Tim Leissner, the Singapore-based chairman of Goldman Sachs’ Southeast Asia operations, has left the country on a leave of absence following allegations of bond sales from a state fund being paid directly to Malaysian Prime Minister Najib Razak.
The state fund — 1Malaysia Development Berhad (1MDB) — was set up with Leissner’s assistance in 2009 with the aim of expanding Kuala Lumpur and turning it into an economic hub. Goldman Sachs was paid high commissions for bond sales.
In early 2015, the fund missed $11 billion (£7.5 billion) of payments it owed to banks and bondholders. Despite this, $681 million (£470 million) was transferred into the Malaysian Prime Minister Najib Razak’s bank account from the fund by way of Saudi Arabia. The potential money-laundering allegations span 5 countries and are currently being investigated.
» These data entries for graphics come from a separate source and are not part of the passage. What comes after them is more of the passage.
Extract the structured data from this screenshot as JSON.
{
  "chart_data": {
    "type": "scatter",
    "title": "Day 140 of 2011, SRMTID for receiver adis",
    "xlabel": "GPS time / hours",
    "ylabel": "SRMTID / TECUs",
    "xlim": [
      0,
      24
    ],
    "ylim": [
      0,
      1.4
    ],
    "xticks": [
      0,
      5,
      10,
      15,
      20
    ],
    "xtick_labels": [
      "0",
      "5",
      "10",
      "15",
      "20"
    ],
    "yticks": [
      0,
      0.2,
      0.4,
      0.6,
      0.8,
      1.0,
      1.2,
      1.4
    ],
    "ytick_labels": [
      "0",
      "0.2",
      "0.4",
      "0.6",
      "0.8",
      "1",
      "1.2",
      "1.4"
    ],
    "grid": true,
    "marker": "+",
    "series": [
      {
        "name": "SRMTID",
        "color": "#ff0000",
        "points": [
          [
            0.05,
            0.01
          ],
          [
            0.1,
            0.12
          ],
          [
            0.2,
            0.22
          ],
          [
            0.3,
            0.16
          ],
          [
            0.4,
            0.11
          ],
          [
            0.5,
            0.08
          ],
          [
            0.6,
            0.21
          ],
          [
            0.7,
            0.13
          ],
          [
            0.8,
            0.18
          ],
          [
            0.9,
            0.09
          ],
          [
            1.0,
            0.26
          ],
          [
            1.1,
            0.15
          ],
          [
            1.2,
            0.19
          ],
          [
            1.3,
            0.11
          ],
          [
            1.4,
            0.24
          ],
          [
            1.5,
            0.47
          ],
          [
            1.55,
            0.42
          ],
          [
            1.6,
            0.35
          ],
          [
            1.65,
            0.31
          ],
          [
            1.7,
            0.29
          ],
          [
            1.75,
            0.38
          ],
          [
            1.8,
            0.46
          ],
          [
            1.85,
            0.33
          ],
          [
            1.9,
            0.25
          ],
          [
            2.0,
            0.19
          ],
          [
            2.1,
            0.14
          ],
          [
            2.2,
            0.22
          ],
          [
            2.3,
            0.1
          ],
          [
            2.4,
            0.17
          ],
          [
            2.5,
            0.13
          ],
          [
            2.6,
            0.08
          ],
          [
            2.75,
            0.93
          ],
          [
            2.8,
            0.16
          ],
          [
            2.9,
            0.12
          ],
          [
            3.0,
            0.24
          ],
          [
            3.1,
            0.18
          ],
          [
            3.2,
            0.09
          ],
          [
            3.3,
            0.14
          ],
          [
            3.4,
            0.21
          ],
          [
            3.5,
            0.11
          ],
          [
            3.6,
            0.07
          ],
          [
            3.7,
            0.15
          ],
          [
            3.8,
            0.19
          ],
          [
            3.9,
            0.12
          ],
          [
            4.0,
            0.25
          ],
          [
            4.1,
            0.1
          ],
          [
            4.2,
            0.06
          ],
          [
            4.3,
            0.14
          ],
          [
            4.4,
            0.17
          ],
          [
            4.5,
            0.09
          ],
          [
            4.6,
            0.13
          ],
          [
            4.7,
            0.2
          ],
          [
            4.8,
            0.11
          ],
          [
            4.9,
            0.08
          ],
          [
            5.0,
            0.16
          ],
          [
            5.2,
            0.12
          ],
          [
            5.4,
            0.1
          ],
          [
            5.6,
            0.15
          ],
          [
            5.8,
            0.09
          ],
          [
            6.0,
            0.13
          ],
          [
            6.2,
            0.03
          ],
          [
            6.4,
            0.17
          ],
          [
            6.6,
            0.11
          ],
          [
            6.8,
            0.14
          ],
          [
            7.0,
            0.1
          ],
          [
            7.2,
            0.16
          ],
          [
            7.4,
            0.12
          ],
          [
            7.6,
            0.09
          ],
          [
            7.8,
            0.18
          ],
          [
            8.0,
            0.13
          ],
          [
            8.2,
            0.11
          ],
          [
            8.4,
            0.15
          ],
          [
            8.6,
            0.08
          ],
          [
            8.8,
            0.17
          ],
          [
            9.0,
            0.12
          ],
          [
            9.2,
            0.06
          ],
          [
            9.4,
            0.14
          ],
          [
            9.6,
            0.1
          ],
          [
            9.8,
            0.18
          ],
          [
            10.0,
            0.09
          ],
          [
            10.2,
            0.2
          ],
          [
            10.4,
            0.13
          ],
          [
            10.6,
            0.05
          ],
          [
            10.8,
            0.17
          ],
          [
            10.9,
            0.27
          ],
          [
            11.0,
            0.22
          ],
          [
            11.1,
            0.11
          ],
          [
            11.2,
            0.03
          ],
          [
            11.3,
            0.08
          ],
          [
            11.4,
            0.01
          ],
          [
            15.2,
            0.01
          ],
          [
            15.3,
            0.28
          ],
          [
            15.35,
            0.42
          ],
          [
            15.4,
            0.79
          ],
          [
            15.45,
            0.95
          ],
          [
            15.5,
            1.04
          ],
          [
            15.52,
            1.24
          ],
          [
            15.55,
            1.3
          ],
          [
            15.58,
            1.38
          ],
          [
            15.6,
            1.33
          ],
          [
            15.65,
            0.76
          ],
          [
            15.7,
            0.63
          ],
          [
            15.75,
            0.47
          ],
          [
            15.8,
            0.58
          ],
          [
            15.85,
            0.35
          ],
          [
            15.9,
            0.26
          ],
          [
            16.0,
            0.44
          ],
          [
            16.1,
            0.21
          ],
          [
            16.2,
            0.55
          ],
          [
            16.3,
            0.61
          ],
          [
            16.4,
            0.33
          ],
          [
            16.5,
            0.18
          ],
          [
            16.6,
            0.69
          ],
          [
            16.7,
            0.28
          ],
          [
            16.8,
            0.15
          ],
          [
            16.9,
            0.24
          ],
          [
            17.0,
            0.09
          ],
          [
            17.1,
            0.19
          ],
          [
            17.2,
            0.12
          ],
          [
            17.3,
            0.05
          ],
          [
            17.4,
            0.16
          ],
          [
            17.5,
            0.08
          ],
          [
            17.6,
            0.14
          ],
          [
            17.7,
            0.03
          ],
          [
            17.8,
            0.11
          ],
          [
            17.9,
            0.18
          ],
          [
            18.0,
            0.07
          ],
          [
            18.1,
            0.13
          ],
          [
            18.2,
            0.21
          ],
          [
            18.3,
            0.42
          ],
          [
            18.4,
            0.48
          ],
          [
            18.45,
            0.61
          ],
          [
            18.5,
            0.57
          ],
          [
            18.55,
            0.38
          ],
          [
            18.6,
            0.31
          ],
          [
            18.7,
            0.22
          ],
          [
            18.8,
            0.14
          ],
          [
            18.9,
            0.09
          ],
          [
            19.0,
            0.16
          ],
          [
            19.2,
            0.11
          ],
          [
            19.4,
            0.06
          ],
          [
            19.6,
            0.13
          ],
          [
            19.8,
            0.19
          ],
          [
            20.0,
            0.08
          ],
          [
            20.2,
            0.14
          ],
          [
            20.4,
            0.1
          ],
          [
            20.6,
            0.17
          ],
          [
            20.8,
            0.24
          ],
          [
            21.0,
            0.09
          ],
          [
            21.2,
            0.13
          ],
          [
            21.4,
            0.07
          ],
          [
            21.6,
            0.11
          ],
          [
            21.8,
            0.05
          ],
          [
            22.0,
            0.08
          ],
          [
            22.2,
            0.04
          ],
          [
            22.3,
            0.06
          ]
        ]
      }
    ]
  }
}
Goldman Sachs may have to face a congressional inquiry as a result.
The fund is being used as illustration of the perhaps too friendly relationship Goldman Sachs has with various governments.
The sum of three bond sales for 1MDB back in 2012 and 2013, totalling $6.5 billion, reportedly yielded fees, commissions and expenses for Goldman of almost $593 million, the equivalent of 9.1% of the money raised. The typical cut for an investment bank is about 5%.
Government officials want more answers on the source of the $681 million.
1MDB has been criticised in the past for borrowing as much as $11 billion to finance questionable acquisitions. More than half of this figure reportedly came from bond deals underwritten by Goldman Sachs.